I have three kinds of templates:

  controller entry stubs - called directly to invoke a controller
  view pages - called by controllers to display results
  stand-alone dynamic pages - called directly, may not invoke controller

I would agree with you if my entry stubs did more than call up the controller,
but those templates are simple one-liners that do nothing else. Once the
controller has been called it takes over, processing request data, calling
models, selecting views, etc.

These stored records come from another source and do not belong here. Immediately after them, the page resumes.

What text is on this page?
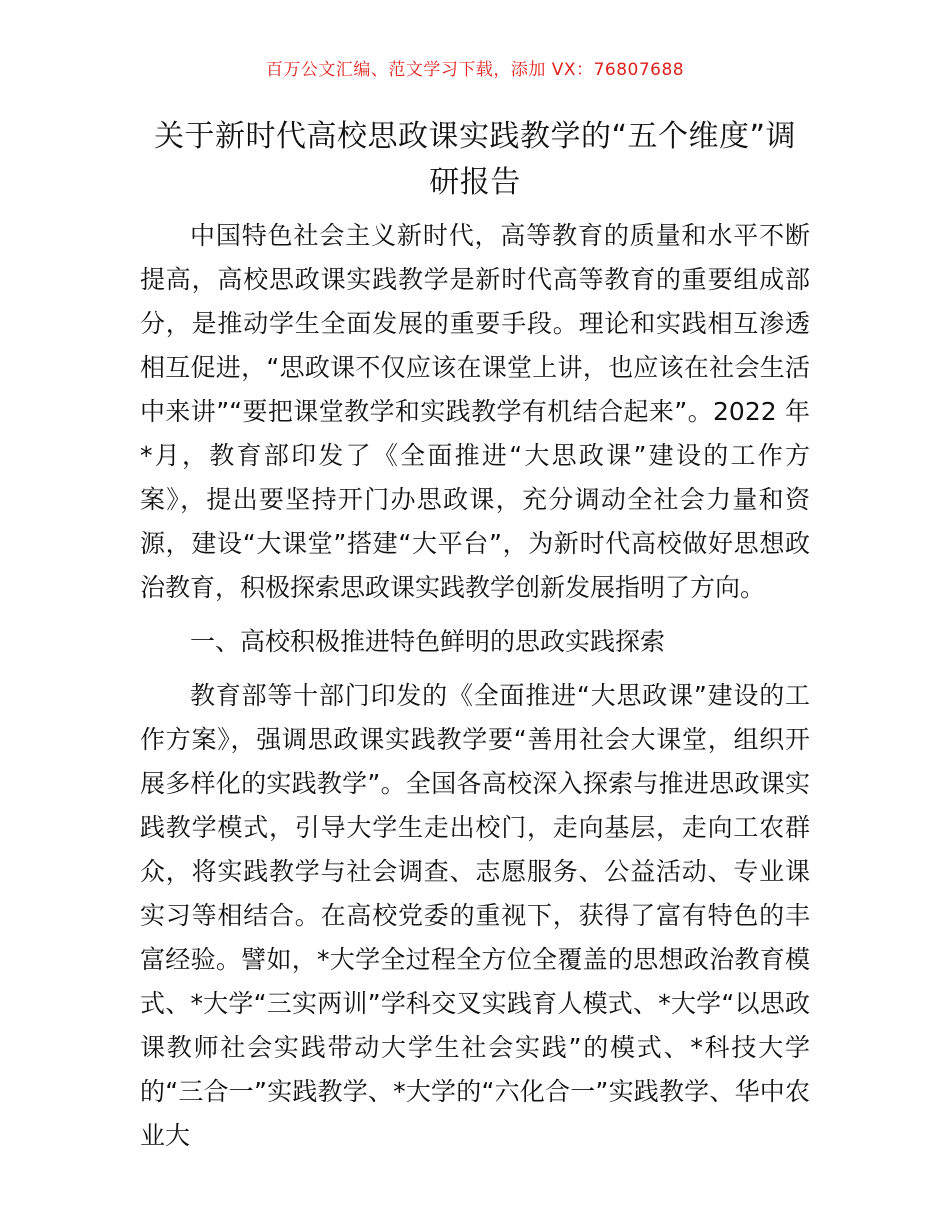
百万公文汇编、范文学习下载，添加 VX：76807688
关于新时代高校思政课实践教学的“五个维度”调研报告

中国特色社会主义新时代，高等教育的质量和水平不断提高，高校思政课实践教学是新时代高等教育的重要组成部分，是推动学生全面发展的重要手段。理论和实践相互渗透相互促进，“思政课不仅应该在课堂上讲，也应该在社会生活中来讲”“要把课堂教学和实践教学有机结合起来”。2022 年*月，教育部印发了《全面推进“大思政课”建设的工作方案》，提出要坚持开门办思政课，充分调动全社会力量和资源，建设“大课堂”搭建“大平台”，为新时代高校做好思想政治教育，积极探索思政课实践教学创新发展指明了方向。

一、高校积极推进特色鲜明的思政实践探索

教育部等十部门印发的《全面推进“大思政课”建设的工作方案》，强调思政课实践教学要“善用社会大课堂，组织开展多样化的实践教学”。全国各高校深入探索与推进思政课实践教学模式，引导大学生走出校门，走向基层，走向工农群众，将实践教学与社会调查、志愿服务、公益活动、专业课实习等相结合。在高校党委的重视下，获得了富有特色的丰富经验。譬如，*大学全过程全方位全覆盖的思想政治教育模式、*大学“三实两训”学科交叉实践育人模式、*大学“以思政课教师社会实践带动大学生社会实践”的模式、*科技大学的“三合一”实践教学、*大学的“六化合一”实践教学、华中农业大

The only influence a stub template has on the
view is that of defining the URL that the controller inherits (plus optional
parameters as shown in my earlier message).

Yes, a developer could make a mess of things by trying to put more stuff into
a controller entry stub. We all seem to agree that any scheme can be polluted
by poor discipline, and the arrangement I have described is as prone to abuse
as any other. Still, I don't think that replacing this:

<Location /search>
   SetHandler  perl-script
   PerlHandler Controller::Search
</Location>

with this:

[% Ctrl.Search() %]

makes Controller::Search any less a controller.

I could enforce the separation of controller entry stubs from stand-alone
templates and view templates by using additional file extensions and handlers,
but no one has abused the system as it is so I'm erring on the side of my own
laziness. Using the entry stub templates is handy because I don't need to mangle
the server configuration to make controllers available from other locations
(which means I can stay at the pub while others toil away).

Obviously, the stand-alone dynamic pages are not MVC at all. They exist
because there are often 'glue' pages that don't warrant the comlexity of MVC
(those that don't need M and have very simple VC needs). It is much more
convenient to code such pages in the same environment as the MVC stuff (that
is, using the same globally defined variables, macros, etc.).